Regardless, one can only take the comparison with Ford so far. These two vehicles are not direct competitors in my opinion. They are marketed to and bought by different demographics, with only a little overlap. And of course Ford has the potential to ramp up to full production faster, but at some point Ford is going to have to re-engineer the Lightning from scratch to be a better EV, while Rivian's already done that. Ford's problems with the Lightning are totally different than Rivians problems. Ford has had relatively poor sales of it's hybrid F150, and it's unclear how the Lightning will fare amongst traditional F150 buyers, but what's clear to me is that the Lightning's main competitor is the ICE F-150. People will buy an EV F150 instead of an ICE F150. Ford is going to have to fight hard to preserve its share of the total car market as the switch to EVs is made over the next 10-15 years. I don't see how Ford has any upside - they are NOT going to increase their market share - the best they can do is preserve the share they have. Rivian on the other hand just needs to take a few percent of the market away from half a dozen different manufacturers and they will be wildly successful.



Some factual errors in your response that I feel I must address:
Ford started full production April 26. Hardly mid April, and really amounts to 2/3 of a quarter.
That's the official date, but builds started before that. Here's one that was built on 18 April, which IS "mid-April", and I was specifically thinking of this when I made that statement:

Regardless, that start date doesn't matter because my conclusion was just that "while it wasn't a full quarter of production for Ford, it was considerably more than half a quarter."."

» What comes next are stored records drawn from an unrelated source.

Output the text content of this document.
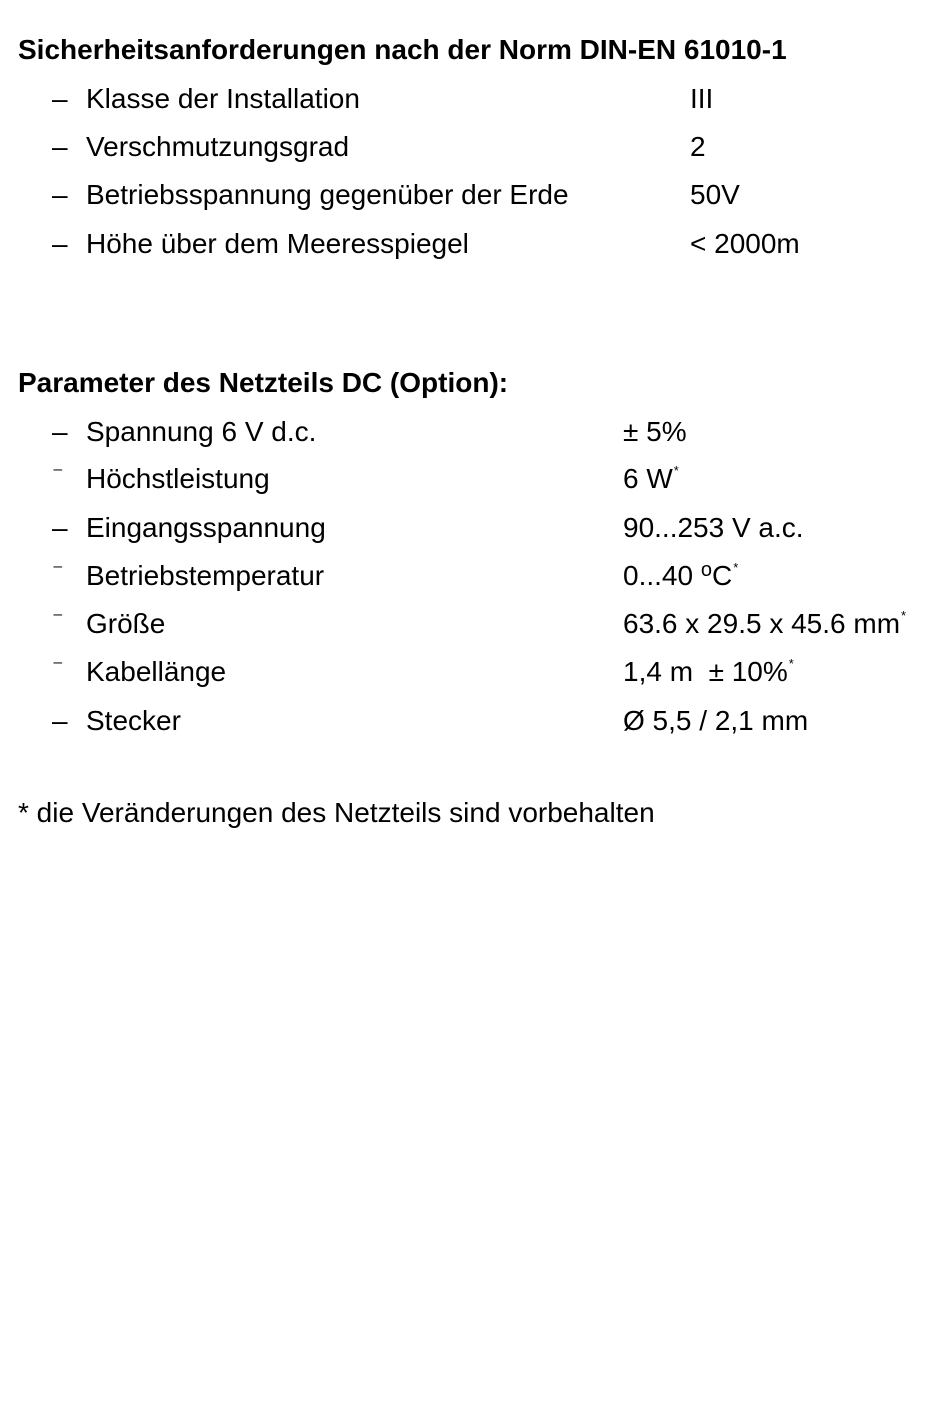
Sicherheitsanforderungen nach der Norm DIN-EN 61010-1
– Klasse der Installation	III
– Verschmutzungsgrad	2
– Betriebsspannung gegenüber der Erde	50V
– Höhe über dem Meeresspiegel	< 2000m
Parameter des Netzteils DC (Option):
– Spannung 6 V d.c.	± 5%
⁻ Höchstleistung	6 W*
– Eingangsspannung	90...253 V a.c.
⁻ Betriebstemperatur	0...40 $^o$C*
⁻ Größe	63.6 x 29.5 x 45.6 mm*
⁻ Kabellänge	1,4 m  ± 10%*
– Stecker	Ø 5,5 / 2,1 mm
* die Veränderungen des Netzteils sind vorbehalten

You claim it "really amounts to 2/3 of a quarter.", while I said only "considerably more than half a quarter". Those numbers agree, and the actual date of first production really is irrelevant to the argument.

But then you go on to make the same mistake you said I was making: You quoted Rivian Q1 numbers without accounting for the fact that they were shut down for a significant fraction of the quarter.
The best comparison is Rivian Q1 (technically it’s 2nd quarter of production) which produced 2500 but only delivered about half of them.
Most of those 2500 were produced in March, and it takes several weeks to finish delivery, so only half were delivered because about half were produced in the last three weeks of March. The difference between production/delivery is an artifact that only happened because Rivian started volume production at the end of the quarter and because it takes more than 0 days to finalize the purchase with the customer (takes at least a week on the customer's end for financing, insurance, etc., and can take a week to truck the vehicle across the country, for example). The disparity between production and delivery is something that will be minimal in future quarters, and in fact in Q2 Rivian delivered MORE vehicles than it produced! So if you're going to use that disparity as evidence that Rivian has problems, then shipping more than they produced means they're frickin' manufacturing geniuses.

Incidentally, The first F150 Lightning was delivered on 26 May, which was a full MONTH after the 26 April official first build date (see that same link I posted above). So it's not just Rivian that has a significant lag between production and delivery of a vehicle - this is normal.